The Ushers eavesdropped in the next room, amazed by what they were hearing.
"She told him her fears about the surgery - actually she was telling King Friday," Ms. Usher recalls. "She told him all kinds of things she'd never told us. She was always very protective of us."
In a grueling 10-hour operation at Hopkins on Feb. 4, 1987, Dr. Ben Carson removed the left hemisphere of Beth's brain. Afterward she slipped into a deep coma.
For many days it appeared she might not survive. Her parents camped at her bedside. To cover the beeping and buzzing of the life-support machinery, they played the tapes Mr. Rogers had sent her, hoping his voice would comfort her.
Mr. Rogers had called regularly to follow the girl's rocky course. About two weeks after Beth's surgery, he announced he was coming for a visit. He told Hopkins officials he wanted absolutely no media; when he learned that I had been following Beth and her family since before her surgery, he agreed to speak with me briefly on the condition that nothing be printed except in my series of articles on her case.
A friend met him at Baltimore-Washington International Airport and drove him to the hospital, where he went straight to Beth's room. For about 20 minutes, he was alone with her, talking quietly and introducing her to his puppets. Then he invited her family in, suggesting they take photos to show her when she regained consciousness.
I caught him in the lobby, where he briskly but cordially answered a few questions. The cynical reporter in me wondered if Mr. Rogers had an angle I was missing. He didn't, I decided. The self-effacing presence my daughter watched on TV was the real thing.
"It was a real treat for me to talk with her - she's such an imaginative child," he said. "My plane was late today, so I only had an hour with her."
The friend who had driven him into town wondered: "You get 1,000 requests a year like this. Why are you doing this?"
"This wasn't a request," Mr. Rogers replied. "It was just something I had to do. I just had a hunch I ought to come."
Then he flew home.
He kept in touch as Beth emerged from the coma and endured months of painful therapy, teaching her brain's right hemisphere to control talking and walking.
Mr. Rogers continued to check in with Beth as she grew into a caring, intuitive young woman with a remarkable sense of humor. Her slight limp was the only obvious sign of her extraordinary surgery. Perhaps inspired by her older friend, she wrote a tender, mischievous booklet of advice for kids going into the hospital.
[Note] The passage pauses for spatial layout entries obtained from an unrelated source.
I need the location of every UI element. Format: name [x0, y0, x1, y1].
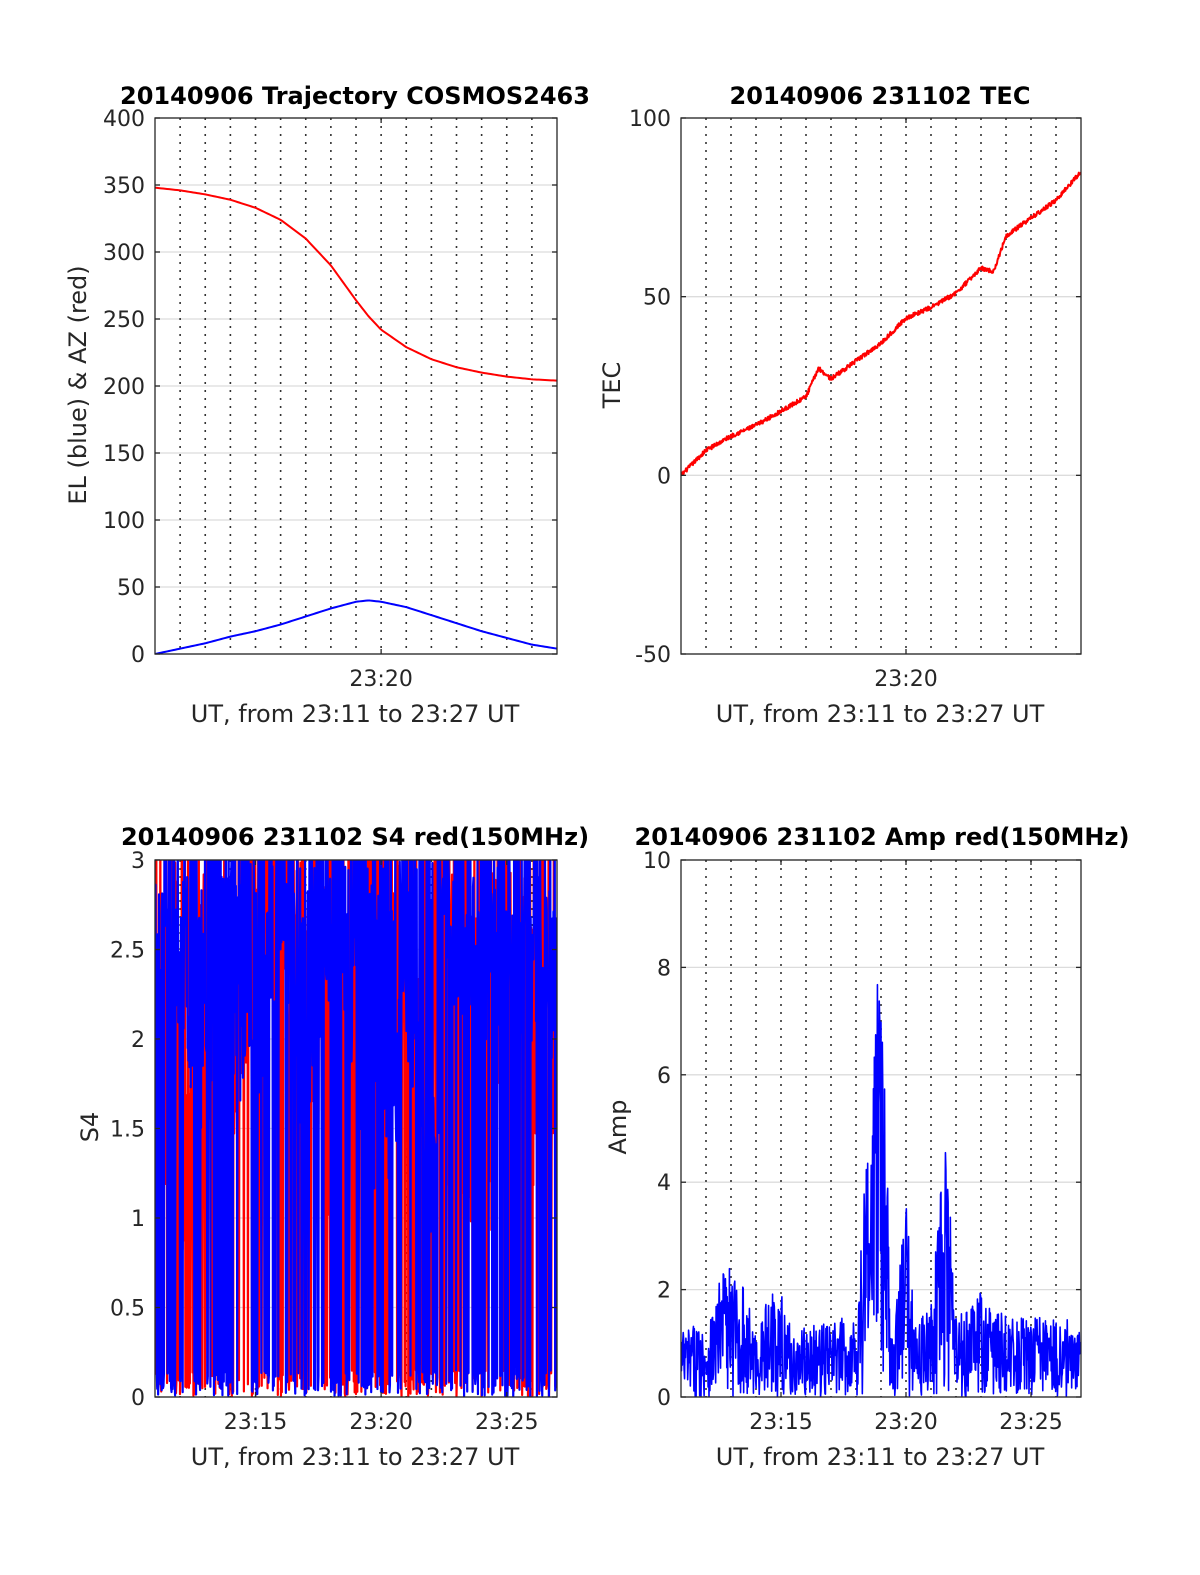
s4-ytick-label-6: 3 [131, 849, 145, 874]
tec-xtick-label-0: 23:20 [874, 667, 937, 692]
trajectory-title: 20140906 Trajectory COSMOS2463 [120, 82, 590, 110]
amp-title: 20140906 231102 Amp red(150MHz) [635, 823, 1130, 851]
tec-title: 20140906 231102 TEC [730, 82, 1031, 110]
tec-xlabel: UT, from 23:11 to 23:27 UT [716, 700, 1045, 728]
trajectory-series-b-line [155, 599, 557, 654]
amp-ytick-label-0: 0 [657, 1386, 671, 1411]
panel-amp: 20140906 231102 Amp red(150MHz) UT, from… [604, 823, 1129, 1471]
tec-ylabel: TEC [598, 362, 626, 410]
s4-ytick-label-1: 0.5 [110, 1297, 145, 1322]
tec-series-a-line [681, 171, 1081, 476]
tec-plot-frame [680, 117, 1082, 655]
s4-xtick-label-1: 23:20 [349, 1410, 412, 1435]
tec-ytick-label-2: 50 [643, 286, 671, 311]
amp-ytick-label-4: 8 [657, 956, 671, 981]
s4-xtick-label-2: 23:25 [475, 1410, 538, 1435]
tec-ytick-label-3: 100 [629, 107, 671, 132]
amp-plot-frame [680, 859, 1082, 1398]
trajectory-ytick-label-4: 200 [103, 375, 145, 400]
amp-ylabel: Amp [604, 1099, 632, 1154]
amp-ytick-label-3: 6 [657, 1064, 671, 1089]
tec-traces [681, 171, 1081, 476]
trajectory-ytick-label-0: 0 [131, 643, 145, 668]
trajectory-ytick-label-1: 50 [117, 576, 145, 601]
panel-tec: 20140906 231102 TEC UT, from 23:11 to 23… [598, 82, 1082, 728]
amp-ytick-label-2: 4 [657, 1171, 671, 1196]
s4-ytick-label-4: 2 [131, 1028, 145, 1053]
amp-ytick-label-5: 10 [643, 849, 671, 874]
s4-traces [155, 860, 557, 1397]
tec-ytick-label-1: 0 [657, 464, 671, 489]
trajectory-ytick-label-2: 100 [103, 509, 145, 534]
trajectory-xtick-label-0: 23:20 [349, 667, 412, 692]
panel-s4: 20140906 231102 S4 red(150MHz) UT, from … [76, 823, 589, 1471]
trajectory-ytick-label-7: 350 [103, 174, 145, 199]
trajectory-ytick-label-6: 300 [103, 241, 145, 266]
trajectory-xlabel: UT, from 23:11 to 23:27 UT [191, 700, 520, 728]
amp-ytick-label-1: 2 [657, 1279, 671, 1304]
amp-xtick-label-2: 23:25 [999, 1410, 1062, 1435]
trajectory-series-a-line [155, 186, 557, 382]
s4-ytick-label-2: 1 [131, 1207, 145, 1232]
s4-ytick-label-5: 2.5 [110, 939, 145, 964]
amp-xlabel: UT, from 23:11 to 23:27 UT [716, 1443, 1045, 1471]
amp-traces [681, 983, 1081, 1397]
s4-ylabel: S4 [76, 1112, 104, 1143]
trajectory-ytick-label-5: 250 [103, 308, 145, 333]
trajectory-ytick-label-8: 400 [103, 107, 145, 132]
amp-xtick-label-0: 23:15 [749, 1410, 812, 1435]
trajectory-ylabel: EL (blue) & AZ (red) [64, 265, 92, 504]
panel-trajectory: 20140906 Trajectory COSMOS2463 UT, from … [64, 82, 590, 728]
s4-ytick-label-0: 0 [131, 1386, 145, 1411]
s4-ytick-label-3: 1.5 [110, 1118, 145, 1143]
s4-series-b-line [155, 860, 557, 1397]
s4-xlabel: UT, from 23:11 to 23:27 UT [191, 1443, 520, 1471]
amp-xtick-label-1: 23:20 [874, 1410, 937, 1435]
trajectory-traces [155, 186, 557, 654]
s4-title: 20140906 231102 S4 red(150MHz) [121, 823, 589, 851]
tec-ytick-label-0: -50 [635, 643, 671, 668]
trajectory-ytick-label-3: 150 [103, 442, 145, 467]
amp-series-a-line [681, 983, 1081, 1397]
s4-xtick-label-0: 23:15 [224, 1410, 287, 1435]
Mr. Rogers would send Beth letters in handsome handwriting. He often called on her birthday.
In 1991, Mr. Rogers accepted an invitation to be graduation speaker at the University of Connecticut, where the Ushers are administrators. Between official appearances, he spent about two hours walking and talking with Beth, then 11.
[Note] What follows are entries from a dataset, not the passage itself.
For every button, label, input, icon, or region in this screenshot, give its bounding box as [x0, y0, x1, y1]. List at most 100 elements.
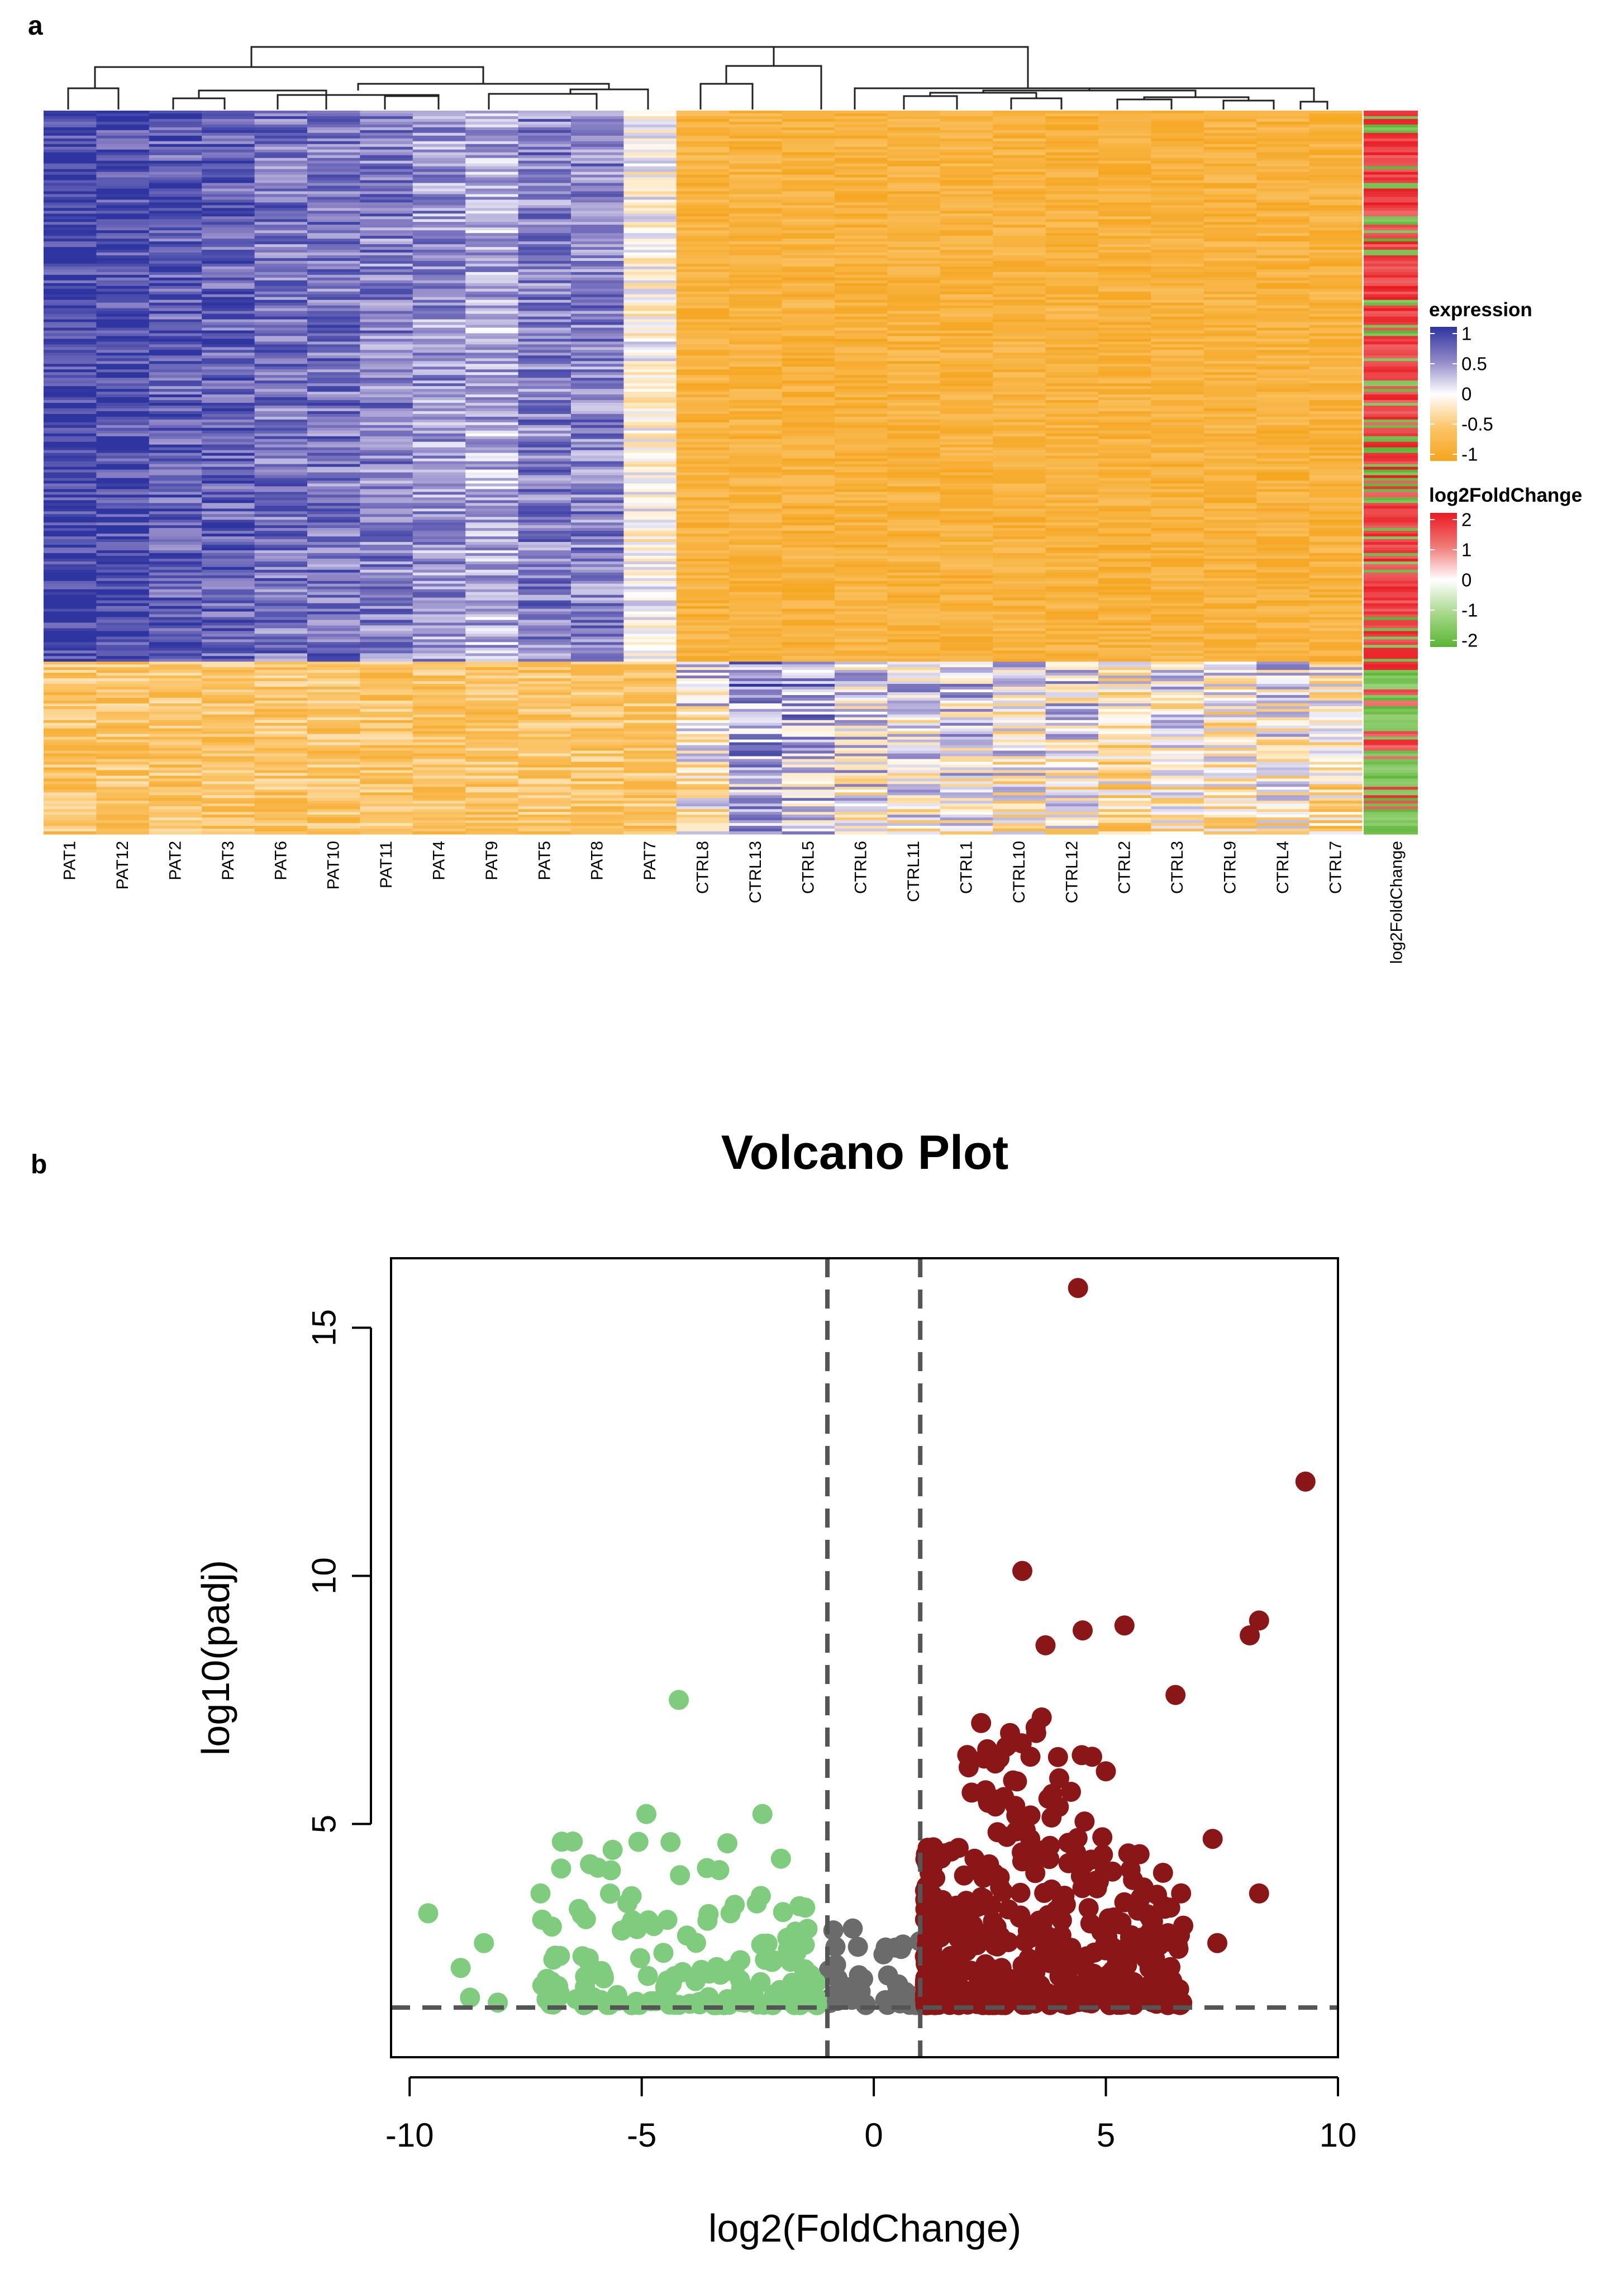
heatmap-cell [1309, 416, 1363, 420]
heatmap-cell [254, 639, 308, 643]
heatmap-cell [465, 528, 519, 531]
heatmap-cell [1203, 288, 1257, 292]
heatmap-cell [202, 392, 255, 395]
heatmap-cell [44, 250, 97, 253]
heatmap-cell [149, 444, 202, 448]
heatmap-cell [676, 416, 730, 420]
heatmap-cell [623, 662, 677, 665]
heatmap-cell [1203, 458, 1257, 462]
heatmap-cell [835, 433, 888, 437]
heatmap-cell [1309, 514, 1363, 517]
heatmap-cell [623, 132, 677, 136]
heatmap-cell [360, 111, 413, 114]
heatmap-cell [571, 236, 624, 239]
heatmap-cell [993, 116, 1046, 120]
heatmap-cell [518, 483, 572, 487]
heatmap-cell [1151, 172, 1204, 175]
heatmap-cell [149, 608, 202, 612]
heatmap-cell [465, 272, 519, 275]
heatmap-cell [44, 642, 97, 645]
heatmap-cell [571, 255, 624, 259]
heatmap-cell [149, 389, 202, 392]
heatmap-cell [465, 408, 519, 412]
heatmap-cell [571, 261, 624, 264]
heatmap-cell [1098, 319, 1151, 323]
heatmap-cell [44, 169, 97, 173]
heatmap-cell [465, 569, 519, 573]
heatmap-cell [940, 578, 993, 582]
heatmap-cell [1203, 494, 1257, 498]
heatmap-cell [254, 263, 308, 267]
heatmap-cell [1309, 386, 1363, 389]
heatmap-cell [44, 475, 97, 479]
heatmap-cell [44, 650, 97, 654]
heatmap-cell [993, 132, 1046, 136]
heatmap-cell [1203, 403, 1257, 406]
heatmap-cell [835, 536, 888, 540]
heatmap-cell [360, 464, 413, 468]
heatmap-cell [940, 430, 993, 434]
heatmap-cell [623, 625, 677, 629]
heatmap-cell [782, 506, 835, 509]
heatmap-cell [623, 453, 677, 456]
heatmap-cell [782, 503, 835, 506]
heatmap-cell [835, 311, 888, 315]
heatmap-cell [782, 288, 835, 292]
heatmap-cell [782, 130, 835, 134]
heatmap-cell [623, 227, 677, 231]
heatmap-cell [1256, 174, 1310, 178]
heatmap-cell [1045, 436, 1099, 440]
heatmap-cell [1098, 247, 1151, 250]
heatmap-cell [44, 408, 97, 412]
heatmap-cell [202, 258, 255, 261]
heatmap-cell [44, 478, 97, 482]
heatmap-cell [149, 419, 202, 423]
heatmap-cell [1045, 608, 1099, 612]
heatmap-cell [1203, 311, 1257, 315]
heatmap-cell [412, 622, 466, 626]
heatmap-cell [412, 634, 466, 637]
heatmap-cell [940, 436, 993, 440]
heatmap-cell [940, 606, 993, 610]
heatmap-cell [887, 581, 941, 584]
heatmap-cell [465, 163, 519, 167]
heatmap-cell [623, 266, 677, 270]
heatmap-cell [1098, 425, 1151, 429]
heatmap-cell [149, 124, 202, 128]
heatmap-cell [149, 199, 202, 203]
heatmap-cell [44, 130, 97, 134]
heatmap-cell [729, 430, 783, 434]
heatmap-cell [1256, 617, 1310, 621]
heatmap-cell [202, 308, 255, 312]
heatmap-cell [676, 155, 730, 159]
heatmap-cell [993, 213, 1046, 217]
heatmap-cell [307, 263, 360, 267]
heatmap-cell [307, 589, 360, 593]
heatmap-cell [360, 286, 413, 289]
heatmap-cell [1309, 639, 1363, 643]
heatmap-cell [782, 413, 835, 417]
heatmap-cell [729, 266, 783, 270]
heatmap-cell [993, 586, 1046, 590]
heatmap-cell [307, 144, 360, 148]
heatmap-cell [676, 572, 730, 576]
heatmap-cell [518, 558, 572, 562]
heatmap-cell [307, 447, 360, 451]
heatmap-cell [360, 492, 413, 495]
heatmap-cell [44, 155, 97, 159]
heatmap-cell [623, 336, 677, 339]
heatmap-cell [465, 244, 519, 248]
heatmap-cell [307, 166, 360, 170]
heatmap-cell [887, 461, 941, 465]
heatmap-cell [993, 536, 1046, 540]
heatmap-cell [149, 486, 202, 489]
expression-heatmap [44, 111, 1363, 835]
heatmap-cell [1045, 146, 1099, 150]
heatmap-cell [254, 327, 308, 331]
heatmap-cell [940, 494, 993, 498]
heatmap-cell [1098, 124, 1151, 128]
heatmap-cell [1151, 416, 1204, 420]
heatmap-cell [412, 483, 466, 487]
heatmap-cell [571, 408, 624, 412]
And when Beth, now 23, took a job as a teacher's aide for a kindergarten class at her old elementary school in Storrs, Conn., she told the kids all about her friendship with Mr. Rogers. They would send him cards and drawings, and he always replied with a letter to the class.
Recently Beth handed out a worksheet for the kids to draw something explaining "Why I Am Special." The plan was to send it to Mr. Rogers when he was to turn 75 on March 20.
When the news came last week that Mr. Rogers had died of stomach cancer, "it was like a death in the family," says Ms. Usher. Beth grieved silently for a while. Then she got out some memorabilia of her friendship and read over an account of that 1987 visit, when a famous man came and spent time talking to a little girl who couldn't answer, except with the rest of her life.
Scott Shane is a reporter for The Sun. His three-part series about Beth Usher's surgery was published in March 1987.